Michel Serres, diplômé de l’Ecole navale et de Normale Sup, a visité le monde avant de l’expliquer à des générations d’étudiants. Historien des sciences et agrégé de philosophie, ancien compagnon de Michel Foucault, avec qui il a créé le Centre universitaire expérimental de Vincennes en 1968, il a suivi René Girard aux Etats-Unis, où il enseigne toujours, à plus de 80 ans. Ce prof baroudeur, académicien pas tout à fait comme les autres, scrute les transformations du monde et des hommes de son œil bleu et bienveillant. Son sujet de prédilection : la jeune génération, qui grandit dans un monde bouleversé, en proie à des changements comparables à ceux de la fin de l’Antiquité. La planète change, ils changent aussi, ont tout à réinventer. «Soyons indulgents avec eux, ce sont des mutants», implore Michel Serres, par ailleurs sévère sur sa génération et la suivante, qui laisseront les sociétés occidentales en friche. Entretien.
Vous annoncez qu’un «nouvel humain» est né. Qui est-il ?
Je le baptise Petite Poucette, pour sa capacité à envoyer des SMS avec son pouce. C’est l’écolier, l’étudiante d’aujourd’hui, qui vivent un tsunami tant le monde change autour d’eux. Nous connaissons actuellement une période d’immense basculement, comparable à la fin de l’Empire romain ou de la Renaissance.

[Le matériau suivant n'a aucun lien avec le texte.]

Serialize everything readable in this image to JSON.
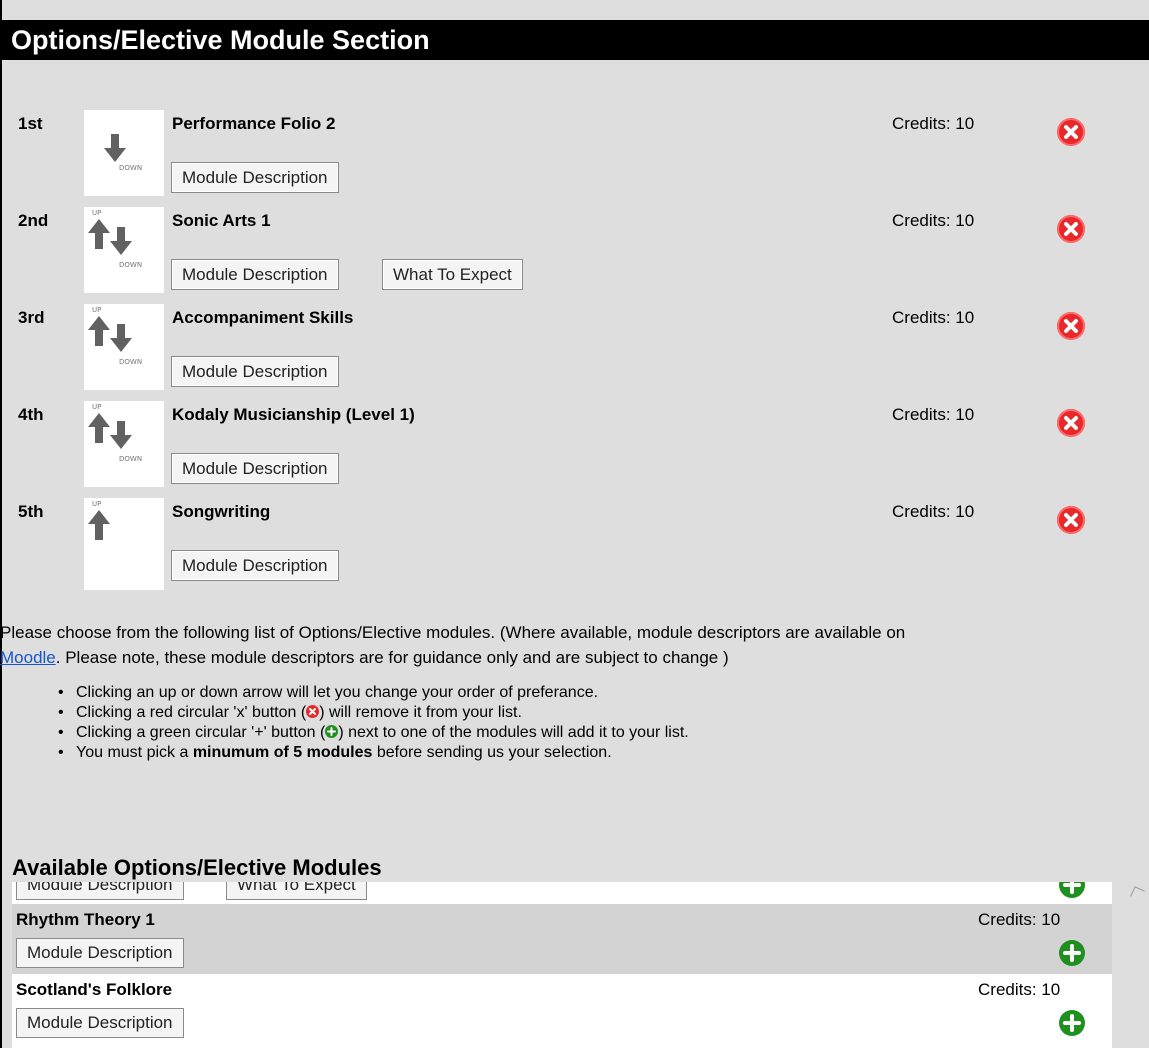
{
  "section_title": "Options/Elective Module Section",
  "chosen_modules": [
    {
      "rank": "1st",
      "title": "Performance Folio 2",
      "credits": "Credits: 10",
      "buttons": [
        "Module Description"
      ],
      "arrows": {
        "up": false,
        "down": true
      }
    },
    {
      "rank": "2nd",
      "title": "Sonic Arts 1",
      "credits": "Credits: 10",
      "buttons": [
        "Module Description",
        "What To Expect"
      ],
      "arrows": {
        "up": true,
        "down": true
      }
    },
    {
      "rank": "3rd",
      "title": "Accompaniment Skills",
      "credits": "Credits: 10",
      "buttons": [
        "Module Description"
      ],
      "arrows": {
        "up": true,
        "down": true
      }
    },
    {
      "rank": "4th",
      "title": "Kodaly Musicianship (Level 1)",
      "credits": "Credits: 10",
      "buttons": [
        "Module Description"
      ],
      "arrows": {
        "up": true,
        "down": true
      }
    },
    {
      "rank": "5th",
      "title": "Songwriting",
      "credits": "Credits: 10",
      "buttons": [
        "Module Description"
      ],
      "arrows": {
        "up": true,
        "down": false
      }
    }
  ],
  "arrow_labels": {
    "up": "UP",
    "down": "DOWN"
  },
  "instructions": {
    "intro_before_link": "Please choose from the following list of Options/Elective modules. (Where available, module descriptors are available on",
    "link_text": "Moodle",
    "intro_after_link": ". Please note, these module descriptors are for guidance only and are subject to change )",
    "bullet_1": "Clicking an up or down arrow will let you change your order of preferance.",
    "bullet_2_pre": "Clicking a red circular 'x' button (",
    "bullet_2_post": ") will remove it from your list.",
    "bullet_3_pre": "Clicking a green circular '+' button (",
    "bullet_3_post": ") next to one of the modules will add it to your list.",
    "bullet_4_pre": "You must pick a ",
    "bullet_4_bold": "minumum of 5 modules",
    "bullet_4_post": " before sending us your selection."
  },
  "available": {
    "title": "Available Options/Elective Modules",
    "partial_row_buttons": [
      "Module Description",
      "What To Expect"
    ],
    "rows": [
      {
        "title": "Rhythm Theory 1",
        "credits": "Credits: 10",
        "button": "Module Description",
        "highlighted": true
      },
      {
        "title": "Scotland's Folklore",
        "credits": "Credits: 10",
        "button": "Module Description",
        "highlighted": false
      }
    ]
  },
  "colors": {
    "remove": "#e8282b",
    "add": "#1f8f1f",
    "header_bg": "#000000",
    "page_bg": "#dedede",
    "link": "#1a55c8"
  }
}
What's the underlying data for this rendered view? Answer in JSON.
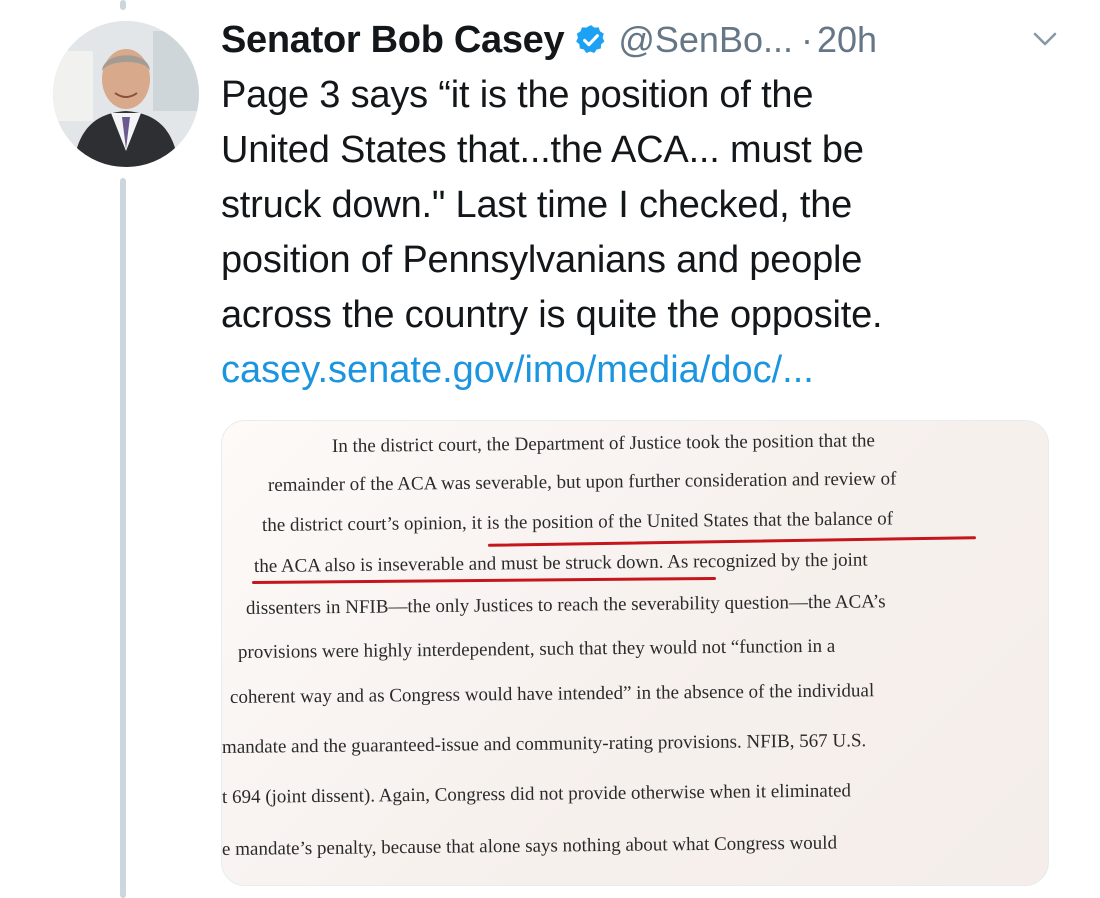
{
  "tweet": {
    "display_name": "Senator Bob Casey",
    "handle": "@SenBo...",
    "separator": "·",
    "time": "20h",
    "text_lines": [
      "Page 3 says “it is the position of the",
      "United States that...the ACA... must be",
      "struck down.\" Last time I checked, the",
      "position of Pennsylvanians and people",
      "across the country is quite the opposite."
    ],
    "link": "casey.senate.gov/imo/media/doc/...",
    "icons": {
      "verified": "verified-badge-icon",
      "menu": "chevron-down-icon"
    },
    "colors": {
      "link": "#1b95e0",
      "verified": "#1da1f2",
      "muted": "#657786",
      "underline": "#c4161c"
    }
  },
  "media": {
    "lines": [
      "In the district court, the Department of Justice took the position that the",
      "remainder of the ACA was severable, but upon further consideration and review of",
      "the district court’s opinion, it is the position of the United States that the balance of",
      "the ACA also is inseverable and must be struck down.  As recognized by the joint",
      "dissenters in NFIB—the only Justices to reach the severability question—the ACA’s",
      "provisions were highly interdependent, such that they would not “function in a",
      "coherent way and as Congress would have intended” in the absence of the individual",
      "mandate and the guaranteed-issue and community-rating provisions.  NFIB, 567 U.S.",
      "t 694 (joint dissent).  Again, Congress did not provide otherwise when it eliminated",
      "e mandate’s penalty, because that alone says nothing about what Congress would"
    ]
  }
}
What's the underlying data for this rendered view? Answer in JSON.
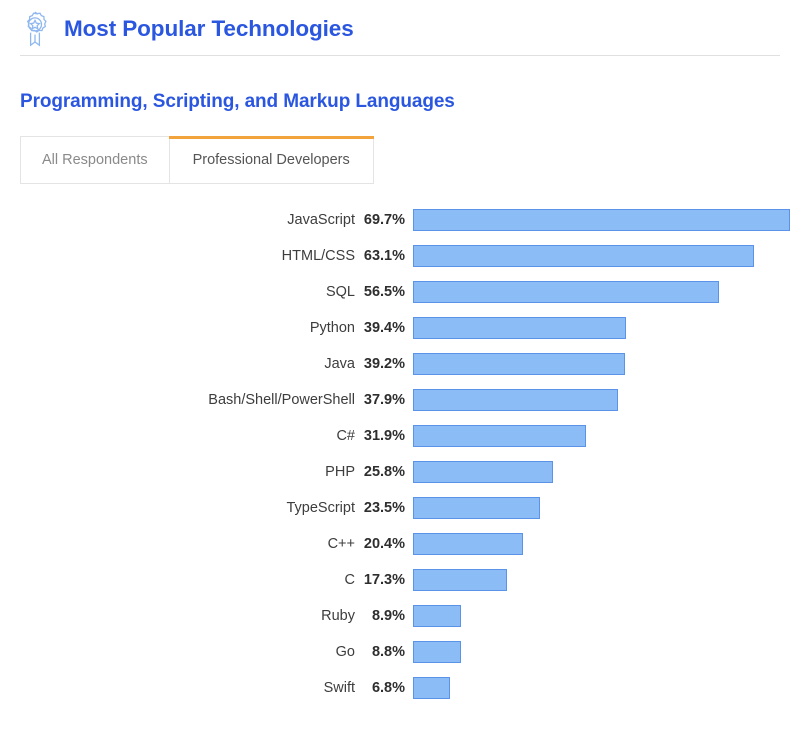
{
  "header": {
    "icon": "award-badge-icon",
    "title": "Most Popular Technologies"
  },
  "section": {
    "title": "Programming, Scripting, and Markup Languages"
  },
  "tabs": [
    {
      "label": "All Respondents",
      "active": false
    },
    {
      "label": "Professional Developers",
      "active": true
    }
  ],
  "colors": {
    "title_blue": "#2b57e0",
    "bar_fill": "#8cbcf5",
    "bar_border": "#5b93e8",
    "active_tab_accent": "#f2a33c",
    "label_text": "#3d3d3d",
    "inactive_tab_text": "#8a8a8a"
  },
  "chart_data": {
    "type": "bar",
    "title": "Programming, Scripting, and Markup Languages",
    "subtitle": "Professional Developers",
    "orientation": "horizontal",
    "xlabel": "",
    "ylabel": "",
    "xlim": [
      0,
      75
    ],
    "grid": false,
    "legend": null,
    "value_suffix": "%",
    "categories": [
      "JavaScript",
      "HTML/CSS",
      "SQL",
      "Python",
      "Java",
      "Bash/Shell/PowerShell",
      "C#",
      "PHP",
      "TypeScript",
      "C++",
      "C",
      "Ruby",
      "Go",
      "Swift"
    ],
    "values": [
      69.7,
      63.1,
      56.5,
      39.4,
      39.2,
      37.9,
      31.9,
      25.8,
      23.5,
      20.4,
      17.3,
      8.9,
      8.8,
      6.8
    ],
    "labels": [
      "69.7%",
      "63.1%",
      "56.5%",
      "39.4%",
      "39.2%",
      "37.9%",
      "31.9%",
      "25.8%",
      "23.5%",
      "20.4%",
      "17.3%",
      "8.9%",
      "8.8%",
      "6.8%"
    ],
    "rows": [
      {
        "label": "JavaScript",
        "value": 69.7,
        "display": "69.7%"
      },
      {
        "label": "HTML/CSS",
        "value": 63.1,
        "display": "63.1%"
      },
      {
        "label": "SQL",
        "value": 56.5,
        "display": "56.5%"
      },
      {
        "label": "Python",
        "value": 39.4,
        "display": "39.4%"
      },
      {
        "label": "Java",
        "value": 39.2,
        "display": "39.2%"
      },
      {
        "label": "Bash/Shell/PowerShell",
        "value": 37.9,
        "display": "37.9%"
      },
      {
        "label": "C#",
        "value": 31.9,
        "display": "31.9%"
      },
      {
        "label": "PHP",
        "value": 25.8,
        "display": "25.8%"
      },
      {
        "label": "TypeScript",
        "value": 23.5,
        "display": "23.5%"
      },
      {
        "label": "C++",
        "value": 20.4,
        "display": "20.4%"
      },
      {
        "label": "C",
        "value": 17.3,
        "display": "17.3%"
      },
      {
        "label": "Ruby",
        "value": 8.9,
        "display": "8.9%"
      },
      {
        "label": "Go",
        "value": 8.8,
        "display": "8.8%"
      },
      {
        "label": "Swift",
        "value": 6.8,
        "display": "6.8%"
      }
    ]
  }
}
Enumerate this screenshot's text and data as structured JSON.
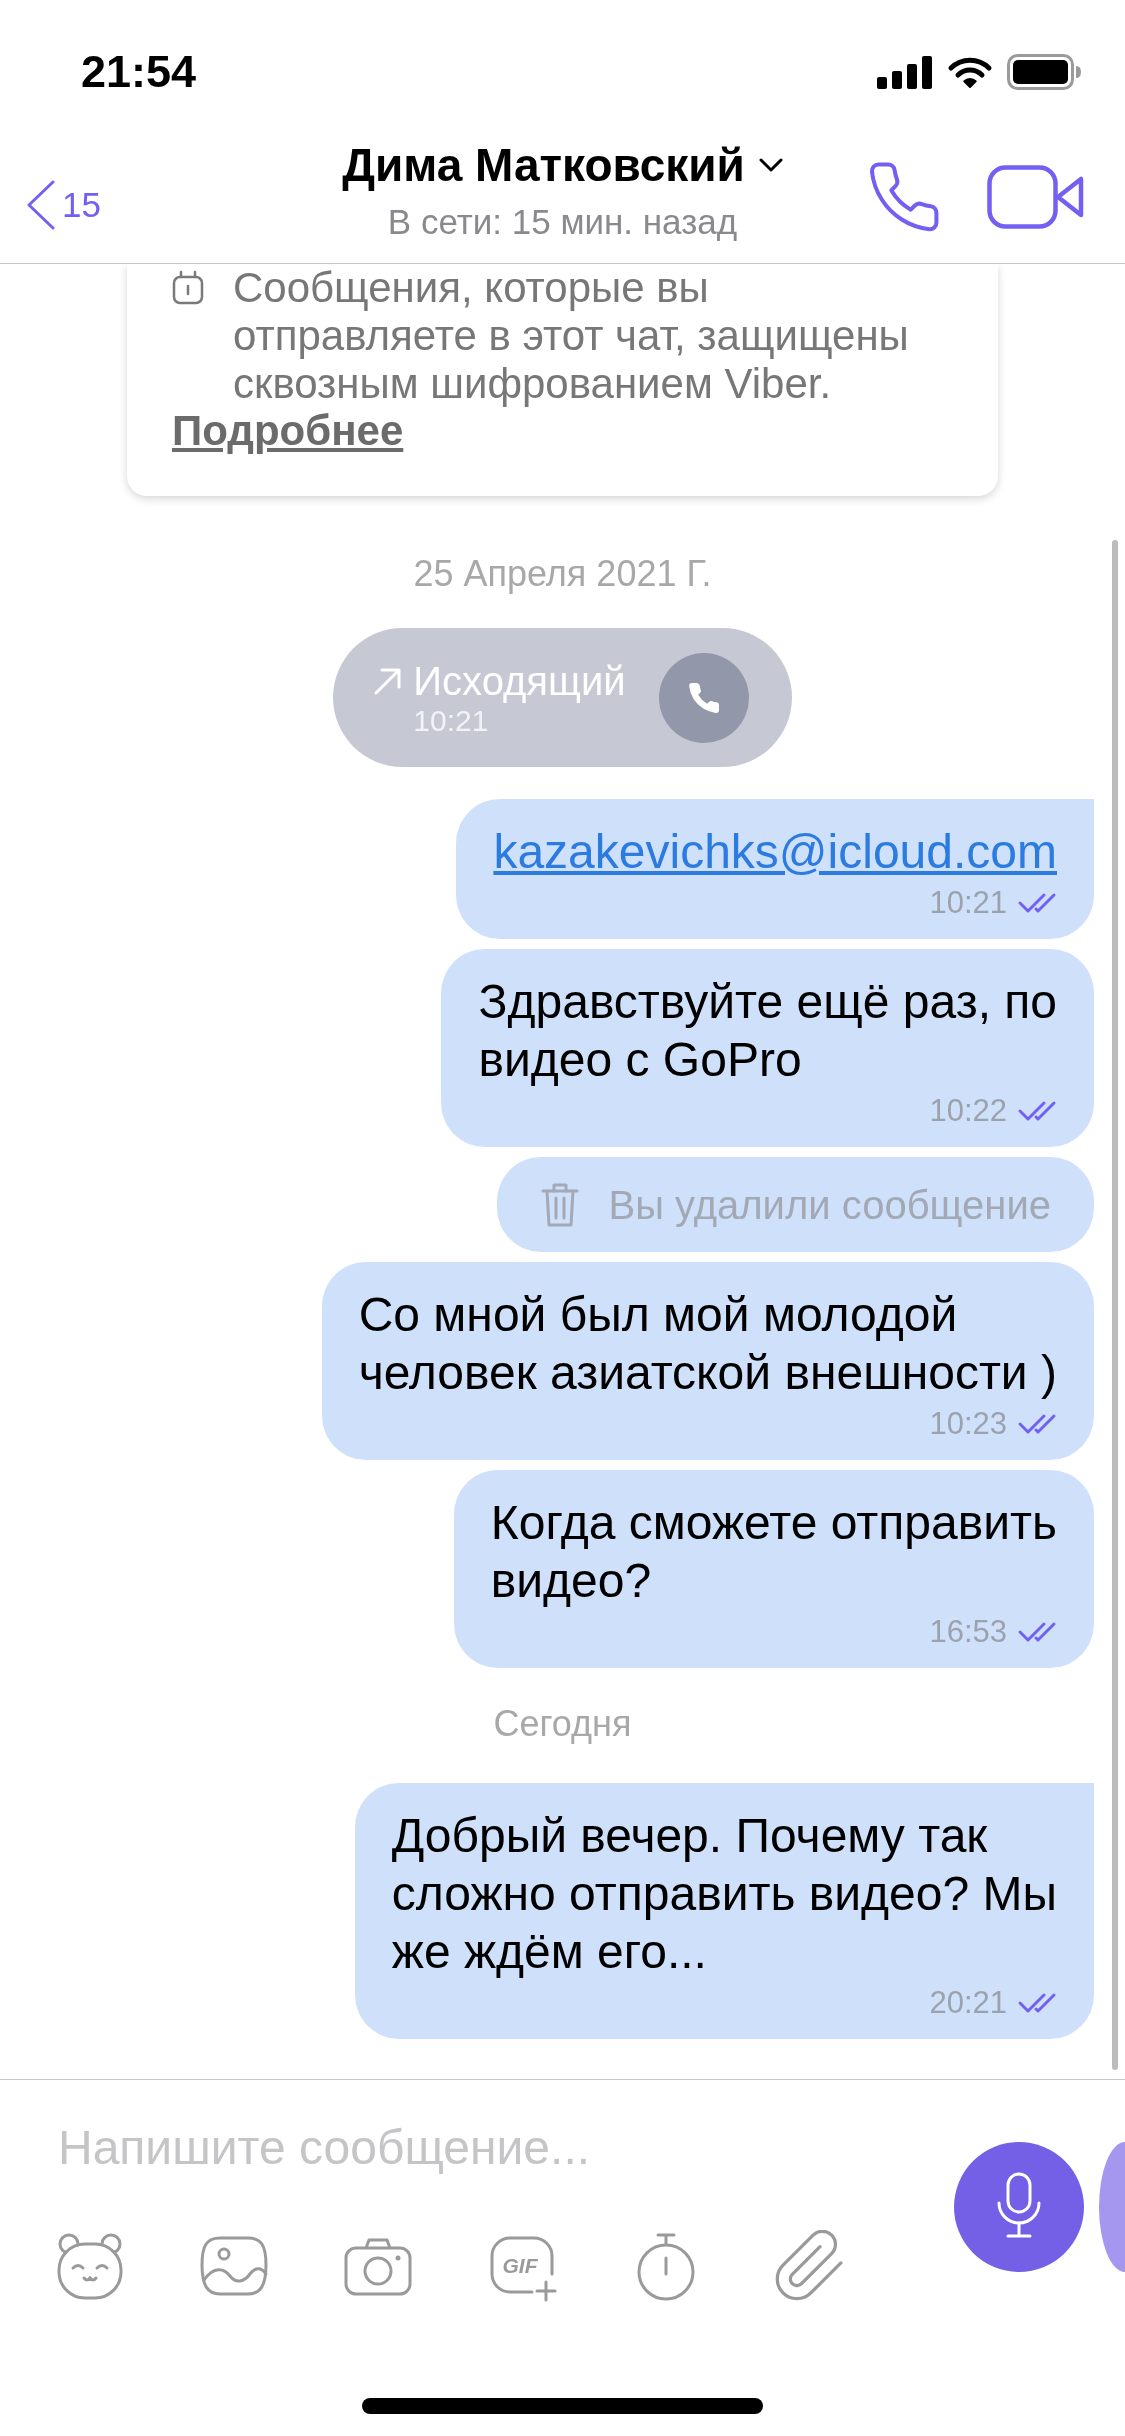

Nos sociétés occidentales ont déjà vécu deux grandes révolutions : le passage de l’oral à l’écrit, puis de l’écrit à l’imprimé. La troisième est le passage de l’imprimé aux nouvelles technologies, tout aussi majeure. Chacune de ces révolutions s’est accompagnée de mutations politiques et sociales : lors du passage de l’oral à l’écrit s’est inventée la pédagogie, par exemple. Ce sont des périodes de crise aussi, comme celle que nous vivons aujourd’hui. La finance, la politique, l’école, l’Eglise… Citez-moi un domaine qui ne soit pas en crise ! Il n’y en a pas. Et tout repose sur la tête de Petite Poucette, car les institutions, complètement dépassées, ne suivent plus. Elle doit s’adapter à toute allure, beaucoup plus vite que ses parents et ses grands-parents. C’est une métamorphose !
Cette mutation, quand a-t-elle commencé ?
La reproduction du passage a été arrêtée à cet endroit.